Cutting Seagal loose midweek would have been pretty drastic, but he had proved to be double trouble. Not only was he a pain in the ass, but he was also arguably the most lifeless performer the show had ever seen. Pretty much every Seagal sketch is cut from his own episode on Peacock’s Saturday Night Live archives, but this YouTube supercut gives you a chance to cringe for yourself.
But you can’t say Seagal didn’t try. He brought his own sketch ideas to the table, described as both “heinous” and “hilariously awful” by Julia Sweeney. “He had this idea that he’s a therapist, and he wanted Victoria Jackson to be his patient who’s just been raped,” Sweeney has explained. “And the therapist says, ‘You’re going to have to come to me twice a week for like three years,’ because, he said, ‘that’s how therapists fucking are.
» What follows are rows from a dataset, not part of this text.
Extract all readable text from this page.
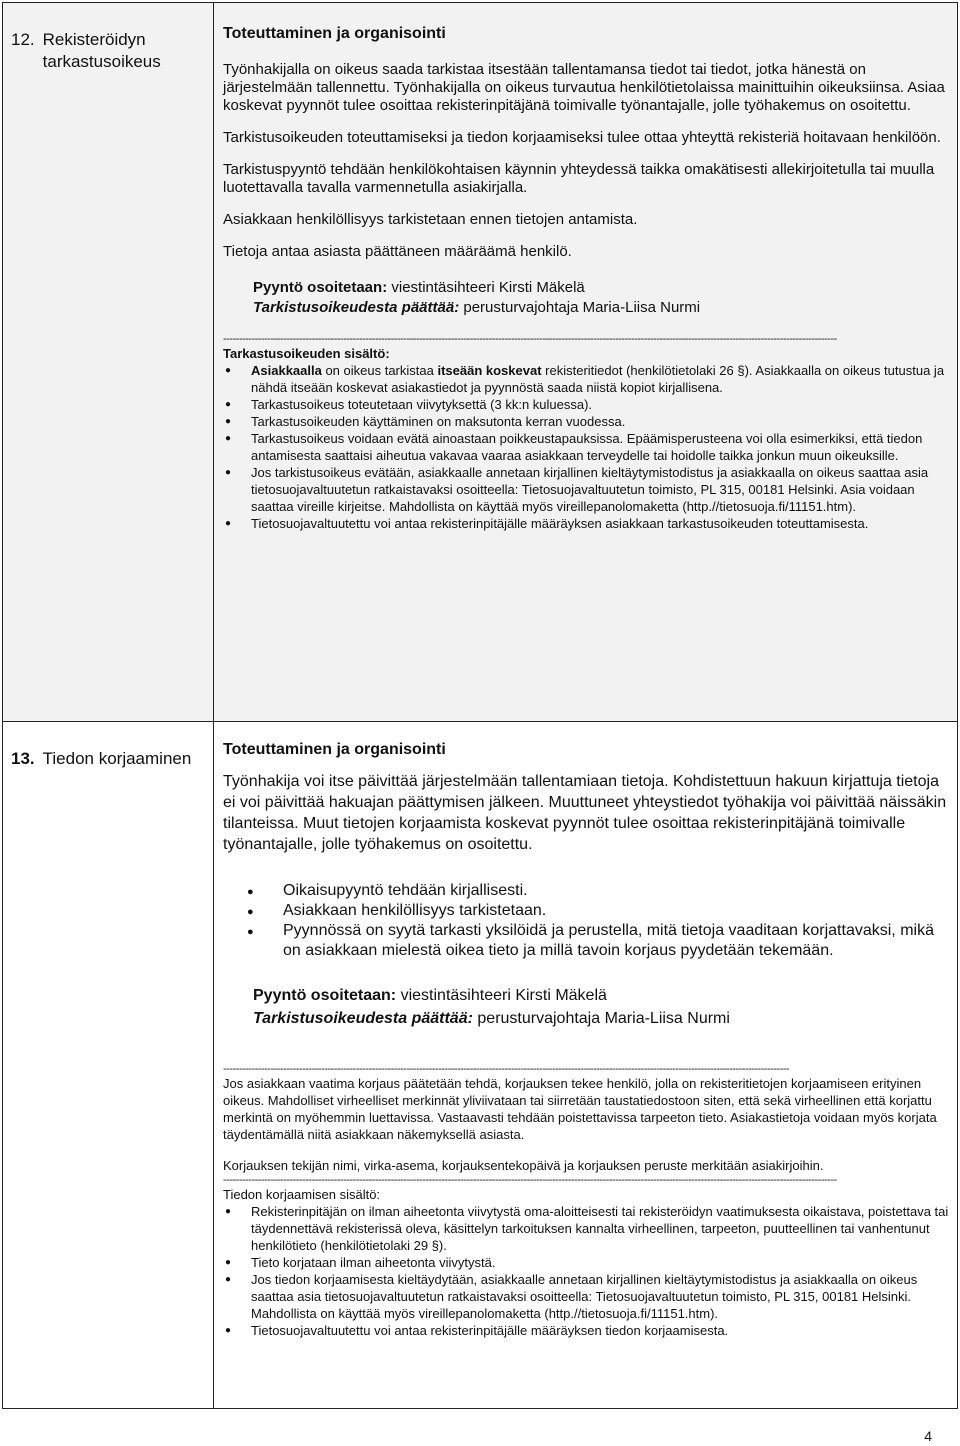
12. Rekisteröidyn tarkastusoikeus
Toteuttaminen ja organisointi
Työnhakijalla on oikeus saada tarkistaa itsestään tallentamansa tiedot tai tiedot, jotka hänestä on järjestelmään tallennettu. Työnhakijalla on oikeus turvautua henkilötietolaissa mainittuihin oikeuksiinsa. Asiaa koskevat pyynnöt tulee osoittaa rekisterinpitäjänä toimivalle työnantajalle, jolle työhakemus on osoitettu.
Tarkistusoikeuden toteuttamiseksi ja tiedon korjaamiseksi tulee ottaa yhteyttä rekisteriä hoitavaan henkilöön.
Tarkistuspyyntö tehdään henkilökohtaisen käynnin yhteydessä taikka omakätisesti allekirjoitetulla tai muulla luotettavalla tavalla varmennetulla asiakirjalla.
Asiakkaan henkilöllisyys tarkistetaan ennen tietojen antamista.
Tietoja antaa asiasta päättäneen määräämä henkilö.
Pyyntö osoitetaan: viestintäsihteeri Kirsti Mäkelä
Tarkistusoikeudesta päättää: perusturvajohtaja Maria-Liisa Nurmi
--------------------------------------------------------------------------------------------------------------------------------------------------------------------------------------------------
Tarkastusoikeuden sisältö:
● Asiakkaalla on oikeus tarkistaa itseään koskevat rekisteritiedot (henkilötietolaki 26 §). Asiakkaalla on oikeus tutustua ja nähdä itseään koskevat asiakastiedot ja pyynnöstä saada niistä kopiot kirjallisena.
● Tarkastusoikeus toteutetaan viivytyksettä (3 kk:n kuluessa).
● Tarkastusoikeuden käyttäminen on maksutonta kerran vuodessa.
● Tarkastusoikeus voidaan evätä ainoastaan poikkeustapauksissa. Epäämisperusteena voi olla esimerkiksi, että tiedon antamisesta saattaisi aiheutua vakavaa vaaraa asiakkaan terveydelle tai hoidolle taikka jonkun muun oikeuksille.
● Jos tarkistusoikeus evätään, asiakkaalle annetaan kirjallinen kieltäytymistodistus ja asiakkaalla on oikeus saattaa asia tietosuojavaltuutetun ratkaistavaksi osoitteella: Tietosuojavaltuutetun toimisto, PL 315, 00181 Helsinki. Asia voidaan saattaa vireille kirjeitse. Mahdollista on käyttää myös vireillepanolomaketta (http.//tietosuoja.fi/11151.htm).
● Tietosuojavaltuutettu voi antaa rekisterinpitäjälle määräyksen asiakkaan tarkastusoikeuden toteuttamisesta.
13. Tiedon korjaaminen Toteuttaminen ja organisointi
Työnhakija voi itse päivittää järjestelmään tallentamiaan tietoja. Kohdistettuun hakuun kirjattuja tietoja ei voi päivittää hakuajan päättymisen jälkeen. Muuttuneet yhteystiedot työhakija voi päivittää näissäkin tilanteissa. Muut tietojen korjaamista koskevat pyynnöt tulee osoittaa rekisterinpitäjänä toimivalle työnantajalle, jolle työhakemus on osoitettu.
● Oikaisupyyntö tehdään kirjallisesti.
● Asiakkaan henkilöllisyys tarkistetaan.
● Pyynnössä on syytä tarkasti yksilöidä ja perustella, mitä tietoja vaaditaan korjattavaksi, mikä on asiakkaan mielestä oikea tieto ja millä tavoin korjaus pyydetään tekemään.
Pyyntö osoitetaan: viestintäsihteeri Kirsti Mäkelä
Tarkistusoikeudesta päättää: perusturvajohtaja Maria-Liisa Nurmi
-----------------------------------------------------------------------------------------------------------------------------------------------------------------------------------
Jos asiakkaan vaatima korjaus päätetään tehdä, korjauksen tekee henkilö, jolla on rekisteritietojen korjaamiseen erityinen oikeus. Mahdolliset virheelliset merkinnät yliviivataan tai siirretään taustatiedostoon siten, että sekä virheellinen että korjattu merkintä on myöhemmin luettavissa. Vastaavasti tehdään poistettavissa tarpeeton tieto. Asiakastietoja voidaan myös korjata täydentämällä niitä asiakkaan näkemyksellä asiasta.
Korjauksen tekijän nimi, virka-asema, korjauksentekopäivä ja korjauksen peruste merkitään asiakirjoihin.
--------------------------------------------------------------------------------------------------------------------------------------------------------------------------------------------------
Tiedon korjaamisen sisältö:
● Rekisterinpitäjän on ilman aiheetonta viivytystä oma-aloitteisesti tai rekisteröidyn vaatimuksesta oikaistava, poistettava tai täydennettävä rekisterissä oleva, käsittelyn tarkoituksen kannalta virheellinen, tarpeeton, puutteellinen tai vanhentunut henkilötieto (henkilötietolaki 29 §).
● Tieto korjataan ilman aiheetonta viivytystä.
● Jos tiedon korjaamisesta kieltäydytään, asiakkaalle annetaan kirjallinen kieltäytymistodistus ja asiakkaalla on oikeus saattaa asia tietosuojavaltuutetun ratkaistavaksi osoitteella: Tietosuojavaltuutetun toimisto, PL 315, 00181 Helsinki. Mahdollista on käyttää myös vireillepanolomaketta (http.//tietosuoja.fi/11151.htm).
● Tietosuojavaltuutettu voi antaa rekisterinpitäjälle määräyksen tiedon korjaamisesta.
4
They’re just trying to get your money.’”
Seagal came up with a hilarious kicker as well: “And then he says that the psychiatrist tries to have sex with her.”
Another of Seagal’s pitches actually made it to the show as the night’s final sketch, remembers Odenkirk. Somehow, Seagal paid homage to both his Buddhist philosophy and his ass-kicking reality by playing a pacifist (for a couple of minutes anyway) wildlife photographer. “It was insane,” Odenkirk has explained. “There’s like this board of directors, a bunch of stuntmen in suits. As a viewer, you’re like, ‘Who are these actors? They’re not in the cast!’ There’s some speech and (Seagal) enters the banquet room. It’s live, and he’s beating them up and throwing them around the room. And it goes on for like eight minutes. It’s the longest scene you’ve ever seen.”
But at least there was a moral to the story. At the end of the sketch, Seagal stopped kicking and punching and looked directly into the camera. “This is what happens,” he warned, “when you pollute the planet.” The audience was silent, dumbstruck by what had just played out in front of them.
“Just not a nice guy,” was how Norm Macdonald heard it. “Rob Schneider had this great story that he came out of his dressing room and (Seagal) said, ‘I just read the greatest movie script ever,’ and Rob Schneider said, ‘Who wrote it?’ and he said, ‘I did!’” Was Seagal just pulling Schneider’s leg? “No,” the Richmeister told Macdonald, “he definitely wasn’t joking.”
The biggest problem with Seagal, according to Tim Meadows, was that he would gripe about jokes that he didn’t understand. “So it was like — you can’t explain something to somebody in German if they don’t speak German,” Meadows has said, lamenting Seagal’s inability to speak comedy. “He just wasn’t funny and he was very critical of the cast and the writing staff. He didn’t realize that you can’t tell somebody they’re stupid on Wednesday and expect them to continue writing for you on Saturday.”
There is one nice thing about working on Saturday Night Live with a lousy guest, though: There’s always a new host on Monday. “Steven Seagal,” sighed Jan Hooks. “We got through him.”